Hi P.I.P did you know K.P.I’s are N.I.C.E.. D.O.H – no mistake there…
Be S.M.A.R.T about your Person centred, F.A.C.S. Then ensure Quality Assurance with the Budget Holders…
TLA is Three Letter Acronym and FLA Four (or Five) Letter Acronym. I liked the pieces of management jargon heard at a national meeting with very senior SW people which concluded that the burning platform should be kicked into the long grass – recipe for a fiery disaster I would have thought….
In Scotland we have the SHANARRI framework and I am member of the BEMPAC for Corum/Baaf. I hate acrymons but love my job as a social worker.
I object to the word MASH. I am bemused at it’s use and end up writing the full term.

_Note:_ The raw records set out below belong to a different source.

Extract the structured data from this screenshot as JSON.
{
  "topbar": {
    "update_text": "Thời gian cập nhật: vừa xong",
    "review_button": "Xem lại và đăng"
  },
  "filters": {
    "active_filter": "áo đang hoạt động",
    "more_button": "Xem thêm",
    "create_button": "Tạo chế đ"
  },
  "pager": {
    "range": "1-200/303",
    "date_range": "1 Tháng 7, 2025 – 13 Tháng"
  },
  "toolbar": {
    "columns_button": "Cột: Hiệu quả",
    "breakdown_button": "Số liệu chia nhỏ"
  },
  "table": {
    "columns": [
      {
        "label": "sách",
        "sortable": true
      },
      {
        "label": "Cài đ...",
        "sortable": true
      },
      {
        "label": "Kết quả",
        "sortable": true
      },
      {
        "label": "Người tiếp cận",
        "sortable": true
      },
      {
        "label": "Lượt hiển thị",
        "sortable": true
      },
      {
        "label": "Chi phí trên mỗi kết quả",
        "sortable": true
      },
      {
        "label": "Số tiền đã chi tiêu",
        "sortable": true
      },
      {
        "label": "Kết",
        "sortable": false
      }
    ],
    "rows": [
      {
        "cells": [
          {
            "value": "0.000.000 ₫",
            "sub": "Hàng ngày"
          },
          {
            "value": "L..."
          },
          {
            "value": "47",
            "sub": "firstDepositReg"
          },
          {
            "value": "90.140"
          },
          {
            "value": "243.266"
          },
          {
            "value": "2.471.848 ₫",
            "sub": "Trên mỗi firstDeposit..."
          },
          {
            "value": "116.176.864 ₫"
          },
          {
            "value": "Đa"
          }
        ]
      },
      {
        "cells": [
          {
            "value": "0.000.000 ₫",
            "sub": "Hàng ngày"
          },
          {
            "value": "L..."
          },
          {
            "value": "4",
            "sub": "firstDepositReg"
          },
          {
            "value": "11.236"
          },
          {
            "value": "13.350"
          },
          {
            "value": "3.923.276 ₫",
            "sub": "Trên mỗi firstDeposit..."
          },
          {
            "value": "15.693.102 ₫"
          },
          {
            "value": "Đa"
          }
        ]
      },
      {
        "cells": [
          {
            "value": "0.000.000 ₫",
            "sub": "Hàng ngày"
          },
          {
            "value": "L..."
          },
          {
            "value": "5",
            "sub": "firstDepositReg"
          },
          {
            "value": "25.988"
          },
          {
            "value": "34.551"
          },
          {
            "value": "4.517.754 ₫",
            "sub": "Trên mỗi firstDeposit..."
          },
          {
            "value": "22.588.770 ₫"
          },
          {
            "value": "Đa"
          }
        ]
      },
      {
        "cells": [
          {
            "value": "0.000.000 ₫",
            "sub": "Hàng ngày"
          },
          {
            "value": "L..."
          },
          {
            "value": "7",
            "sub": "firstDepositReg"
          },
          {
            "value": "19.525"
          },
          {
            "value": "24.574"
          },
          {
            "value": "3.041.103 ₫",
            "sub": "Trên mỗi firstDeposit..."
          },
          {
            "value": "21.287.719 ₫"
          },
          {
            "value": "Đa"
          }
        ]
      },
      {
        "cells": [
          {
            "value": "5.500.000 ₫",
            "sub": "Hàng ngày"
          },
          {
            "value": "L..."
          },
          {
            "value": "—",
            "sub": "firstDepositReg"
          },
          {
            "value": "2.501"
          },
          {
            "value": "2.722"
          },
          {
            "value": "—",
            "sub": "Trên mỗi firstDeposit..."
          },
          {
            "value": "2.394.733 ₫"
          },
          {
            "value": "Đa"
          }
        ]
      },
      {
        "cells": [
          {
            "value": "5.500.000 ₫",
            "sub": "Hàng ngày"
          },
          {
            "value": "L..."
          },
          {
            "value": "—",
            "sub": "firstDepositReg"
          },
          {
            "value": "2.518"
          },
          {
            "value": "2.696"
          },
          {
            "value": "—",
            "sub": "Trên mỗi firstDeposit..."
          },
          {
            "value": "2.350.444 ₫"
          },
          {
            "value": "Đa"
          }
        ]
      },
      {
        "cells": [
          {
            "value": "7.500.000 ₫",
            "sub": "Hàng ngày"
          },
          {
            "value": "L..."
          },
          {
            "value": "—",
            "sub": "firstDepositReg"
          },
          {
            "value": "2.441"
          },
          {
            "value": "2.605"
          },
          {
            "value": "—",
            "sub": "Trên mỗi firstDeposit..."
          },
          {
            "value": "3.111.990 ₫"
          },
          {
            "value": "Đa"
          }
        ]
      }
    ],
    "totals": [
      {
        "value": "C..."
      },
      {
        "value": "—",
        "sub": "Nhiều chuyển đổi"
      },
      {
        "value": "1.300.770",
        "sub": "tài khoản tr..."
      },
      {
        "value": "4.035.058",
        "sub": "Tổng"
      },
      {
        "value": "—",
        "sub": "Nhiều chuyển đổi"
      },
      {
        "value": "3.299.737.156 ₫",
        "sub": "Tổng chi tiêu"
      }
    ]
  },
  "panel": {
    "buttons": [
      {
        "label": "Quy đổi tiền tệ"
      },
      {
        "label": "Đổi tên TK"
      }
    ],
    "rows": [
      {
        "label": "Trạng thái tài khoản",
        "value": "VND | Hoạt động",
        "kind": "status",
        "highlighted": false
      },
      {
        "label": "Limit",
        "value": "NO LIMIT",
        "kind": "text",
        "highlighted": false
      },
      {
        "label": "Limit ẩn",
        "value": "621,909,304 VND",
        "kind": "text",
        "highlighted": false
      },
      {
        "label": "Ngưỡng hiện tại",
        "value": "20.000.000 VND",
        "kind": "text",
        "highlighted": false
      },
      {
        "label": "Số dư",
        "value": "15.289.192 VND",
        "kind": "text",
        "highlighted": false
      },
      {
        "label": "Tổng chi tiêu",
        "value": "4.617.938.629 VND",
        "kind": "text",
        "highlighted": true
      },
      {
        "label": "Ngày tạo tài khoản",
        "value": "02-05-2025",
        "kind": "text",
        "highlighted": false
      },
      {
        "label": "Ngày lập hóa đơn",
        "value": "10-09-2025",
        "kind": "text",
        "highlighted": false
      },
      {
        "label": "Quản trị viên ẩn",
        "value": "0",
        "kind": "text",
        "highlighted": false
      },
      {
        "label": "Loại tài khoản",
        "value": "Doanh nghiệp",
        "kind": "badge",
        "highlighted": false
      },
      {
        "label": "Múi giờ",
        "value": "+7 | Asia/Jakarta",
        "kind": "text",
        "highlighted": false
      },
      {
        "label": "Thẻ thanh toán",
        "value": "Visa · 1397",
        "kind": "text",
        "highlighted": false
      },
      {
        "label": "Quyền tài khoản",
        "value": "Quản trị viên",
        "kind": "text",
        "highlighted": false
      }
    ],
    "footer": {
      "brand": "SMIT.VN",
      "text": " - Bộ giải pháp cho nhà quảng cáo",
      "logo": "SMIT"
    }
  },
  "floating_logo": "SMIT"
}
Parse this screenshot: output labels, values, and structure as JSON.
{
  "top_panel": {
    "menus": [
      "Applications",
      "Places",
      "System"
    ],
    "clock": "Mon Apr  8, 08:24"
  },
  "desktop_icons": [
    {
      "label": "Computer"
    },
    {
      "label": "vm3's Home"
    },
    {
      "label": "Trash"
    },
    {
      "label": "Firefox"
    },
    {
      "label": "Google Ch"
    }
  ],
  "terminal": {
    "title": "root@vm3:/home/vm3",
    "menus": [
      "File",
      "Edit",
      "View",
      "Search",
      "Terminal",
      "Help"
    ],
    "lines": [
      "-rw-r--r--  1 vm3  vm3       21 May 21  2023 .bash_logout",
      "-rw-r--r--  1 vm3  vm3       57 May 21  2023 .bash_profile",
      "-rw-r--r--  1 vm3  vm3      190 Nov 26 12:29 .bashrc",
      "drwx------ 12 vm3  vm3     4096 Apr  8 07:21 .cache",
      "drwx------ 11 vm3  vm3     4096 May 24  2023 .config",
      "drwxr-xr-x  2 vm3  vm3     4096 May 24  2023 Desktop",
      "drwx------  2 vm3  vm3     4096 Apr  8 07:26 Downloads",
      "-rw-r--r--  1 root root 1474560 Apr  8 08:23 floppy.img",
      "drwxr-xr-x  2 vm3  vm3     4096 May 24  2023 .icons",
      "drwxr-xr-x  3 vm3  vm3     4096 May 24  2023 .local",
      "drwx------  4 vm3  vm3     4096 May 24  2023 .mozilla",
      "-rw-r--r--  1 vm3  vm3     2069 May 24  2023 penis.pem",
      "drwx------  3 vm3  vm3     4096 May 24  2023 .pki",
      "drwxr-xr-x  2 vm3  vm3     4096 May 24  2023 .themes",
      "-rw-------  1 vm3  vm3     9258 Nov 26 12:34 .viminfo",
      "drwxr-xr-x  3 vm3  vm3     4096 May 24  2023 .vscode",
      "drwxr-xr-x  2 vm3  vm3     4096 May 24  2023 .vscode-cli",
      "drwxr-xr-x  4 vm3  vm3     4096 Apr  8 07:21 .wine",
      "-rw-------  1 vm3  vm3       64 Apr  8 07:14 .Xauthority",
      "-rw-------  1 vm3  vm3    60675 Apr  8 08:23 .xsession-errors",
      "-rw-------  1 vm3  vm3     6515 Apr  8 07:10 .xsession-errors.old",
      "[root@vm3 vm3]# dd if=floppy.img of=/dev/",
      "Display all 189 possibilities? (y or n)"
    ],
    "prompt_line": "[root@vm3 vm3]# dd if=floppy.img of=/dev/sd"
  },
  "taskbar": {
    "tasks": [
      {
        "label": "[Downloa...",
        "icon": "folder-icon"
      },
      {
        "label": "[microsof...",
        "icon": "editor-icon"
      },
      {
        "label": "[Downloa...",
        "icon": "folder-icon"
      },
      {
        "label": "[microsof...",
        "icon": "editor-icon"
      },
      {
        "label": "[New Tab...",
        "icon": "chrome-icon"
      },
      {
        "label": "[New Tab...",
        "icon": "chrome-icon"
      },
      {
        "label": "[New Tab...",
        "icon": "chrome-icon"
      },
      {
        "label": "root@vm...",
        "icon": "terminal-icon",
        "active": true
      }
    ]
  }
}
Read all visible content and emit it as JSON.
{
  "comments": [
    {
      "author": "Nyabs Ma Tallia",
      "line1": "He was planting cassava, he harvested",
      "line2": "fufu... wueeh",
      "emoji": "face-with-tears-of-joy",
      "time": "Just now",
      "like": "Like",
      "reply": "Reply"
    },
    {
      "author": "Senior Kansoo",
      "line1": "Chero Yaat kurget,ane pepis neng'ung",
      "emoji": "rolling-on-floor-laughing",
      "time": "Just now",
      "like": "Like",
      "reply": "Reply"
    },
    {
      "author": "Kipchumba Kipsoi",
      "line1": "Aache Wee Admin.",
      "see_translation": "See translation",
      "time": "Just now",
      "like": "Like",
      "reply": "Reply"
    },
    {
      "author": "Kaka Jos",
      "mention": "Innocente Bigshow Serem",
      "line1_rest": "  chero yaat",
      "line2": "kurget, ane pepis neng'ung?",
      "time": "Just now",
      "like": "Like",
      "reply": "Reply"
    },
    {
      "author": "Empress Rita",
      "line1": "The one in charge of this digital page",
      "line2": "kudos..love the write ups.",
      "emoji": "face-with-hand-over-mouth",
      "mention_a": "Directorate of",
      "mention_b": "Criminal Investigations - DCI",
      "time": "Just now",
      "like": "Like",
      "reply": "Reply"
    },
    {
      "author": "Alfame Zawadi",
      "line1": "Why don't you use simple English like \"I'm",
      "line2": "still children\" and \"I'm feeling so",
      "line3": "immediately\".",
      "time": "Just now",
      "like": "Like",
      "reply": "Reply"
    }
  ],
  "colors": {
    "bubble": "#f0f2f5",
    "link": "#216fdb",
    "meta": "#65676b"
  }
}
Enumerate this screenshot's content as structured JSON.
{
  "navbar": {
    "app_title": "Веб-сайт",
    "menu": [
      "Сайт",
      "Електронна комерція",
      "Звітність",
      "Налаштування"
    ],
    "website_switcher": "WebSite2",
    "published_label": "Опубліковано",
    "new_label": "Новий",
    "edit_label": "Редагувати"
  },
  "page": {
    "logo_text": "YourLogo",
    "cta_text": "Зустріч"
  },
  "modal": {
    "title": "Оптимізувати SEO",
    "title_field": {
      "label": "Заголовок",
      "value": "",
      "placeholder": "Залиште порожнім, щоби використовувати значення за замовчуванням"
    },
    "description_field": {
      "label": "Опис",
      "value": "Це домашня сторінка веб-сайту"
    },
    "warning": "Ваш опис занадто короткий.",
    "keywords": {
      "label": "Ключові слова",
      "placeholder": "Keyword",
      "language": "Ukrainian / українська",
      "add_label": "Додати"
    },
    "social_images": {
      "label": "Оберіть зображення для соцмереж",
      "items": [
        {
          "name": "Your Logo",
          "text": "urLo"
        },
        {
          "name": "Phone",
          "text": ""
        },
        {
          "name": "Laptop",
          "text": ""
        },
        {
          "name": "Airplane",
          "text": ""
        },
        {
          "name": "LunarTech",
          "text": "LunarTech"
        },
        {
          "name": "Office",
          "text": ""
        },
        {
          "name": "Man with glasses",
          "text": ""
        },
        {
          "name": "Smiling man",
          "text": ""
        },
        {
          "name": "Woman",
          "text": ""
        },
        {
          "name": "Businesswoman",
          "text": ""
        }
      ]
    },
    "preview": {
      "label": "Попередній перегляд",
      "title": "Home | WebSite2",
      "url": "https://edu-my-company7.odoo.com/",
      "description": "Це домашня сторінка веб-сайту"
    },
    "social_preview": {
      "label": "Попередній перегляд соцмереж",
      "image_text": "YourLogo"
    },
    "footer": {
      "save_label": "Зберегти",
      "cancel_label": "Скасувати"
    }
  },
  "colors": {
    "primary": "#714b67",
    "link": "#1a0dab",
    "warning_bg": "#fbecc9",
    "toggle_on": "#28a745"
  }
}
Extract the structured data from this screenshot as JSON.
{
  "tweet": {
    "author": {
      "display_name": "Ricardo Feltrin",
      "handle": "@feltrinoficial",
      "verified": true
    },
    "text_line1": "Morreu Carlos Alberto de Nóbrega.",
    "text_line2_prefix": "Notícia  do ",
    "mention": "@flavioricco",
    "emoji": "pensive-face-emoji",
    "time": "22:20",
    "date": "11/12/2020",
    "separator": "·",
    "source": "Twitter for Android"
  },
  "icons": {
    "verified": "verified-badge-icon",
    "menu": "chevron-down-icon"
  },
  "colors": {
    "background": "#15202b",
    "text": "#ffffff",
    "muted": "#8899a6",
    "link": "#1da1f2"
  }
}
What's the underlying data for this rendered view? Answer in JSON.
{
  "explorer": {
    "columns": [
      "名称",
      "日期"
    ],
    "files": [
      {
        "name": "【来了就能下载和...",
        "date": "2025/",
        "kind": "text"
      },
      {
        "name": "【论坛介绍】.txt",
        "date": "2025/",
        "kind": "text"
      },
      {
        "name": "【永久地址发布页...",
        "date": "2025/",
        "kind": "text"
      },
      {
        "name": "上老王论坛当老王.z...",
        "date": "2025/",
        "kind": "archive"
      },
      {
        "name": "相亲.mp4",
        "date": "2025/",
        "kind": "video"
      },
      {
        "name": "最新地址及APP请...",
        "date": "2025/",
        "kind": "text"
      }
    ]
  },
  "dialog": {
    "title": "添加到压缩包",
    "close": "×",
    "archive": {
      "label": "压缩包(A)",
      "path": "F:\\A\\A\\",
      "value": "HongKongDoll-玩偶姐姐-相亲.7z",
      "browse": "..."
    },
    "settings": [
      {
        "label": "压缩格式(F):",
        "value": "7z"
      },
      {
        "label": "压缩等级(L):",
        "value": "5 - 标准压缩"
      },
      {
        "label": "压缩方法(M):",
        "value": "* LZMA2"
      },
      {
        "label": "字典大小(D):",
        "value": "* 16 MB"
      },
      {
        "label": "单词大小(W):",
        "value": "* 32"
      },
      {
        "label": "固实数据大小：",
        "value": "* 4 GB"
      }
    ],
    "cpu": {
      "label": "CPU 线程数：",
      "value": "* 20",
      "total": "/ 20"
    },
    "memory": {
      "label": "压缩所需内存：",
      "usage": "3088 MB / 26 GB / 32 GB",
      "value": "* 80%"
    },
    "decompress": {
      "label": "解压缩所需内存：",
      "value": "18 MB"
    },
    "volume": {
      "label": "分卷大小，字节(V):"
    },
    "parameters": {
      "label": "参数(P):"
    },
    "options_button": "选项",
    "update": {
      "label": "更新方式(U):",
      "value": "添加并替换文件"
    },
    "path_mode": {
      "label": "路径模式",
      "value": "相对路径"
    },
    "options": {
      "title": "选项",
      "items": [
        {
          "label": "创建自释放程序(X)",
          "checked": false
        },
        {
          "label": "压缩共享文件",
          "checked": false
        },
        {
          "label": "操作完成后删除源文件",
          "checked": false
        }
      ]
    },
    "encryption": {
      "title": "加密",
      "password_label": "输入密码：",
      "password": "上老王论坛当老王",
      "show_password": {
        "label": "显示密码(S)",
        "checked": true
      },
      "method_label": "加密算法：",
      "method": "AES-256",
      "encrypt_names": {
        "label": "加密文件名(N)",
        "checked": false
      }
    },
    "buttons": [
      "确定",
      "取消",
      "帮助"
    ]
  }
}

What are you supposed to do if a family is reading the word MASH. What does it mean to them….their child’s case is in MASH…mash what? potato!
This article is actually quite disappointing as most of the examples given are merely acronyms that are no more than shorthand for descriptive titles. The worst jargon is far more dangerous, as it conveys an air of spurious “expertise”, seeks to exclude the uninitiated and often has more than a hint of condescension about it. My favourite is a term I saw recently where someone described how they had worked with an older person to “scaffold their future”. I bet the older person loved that!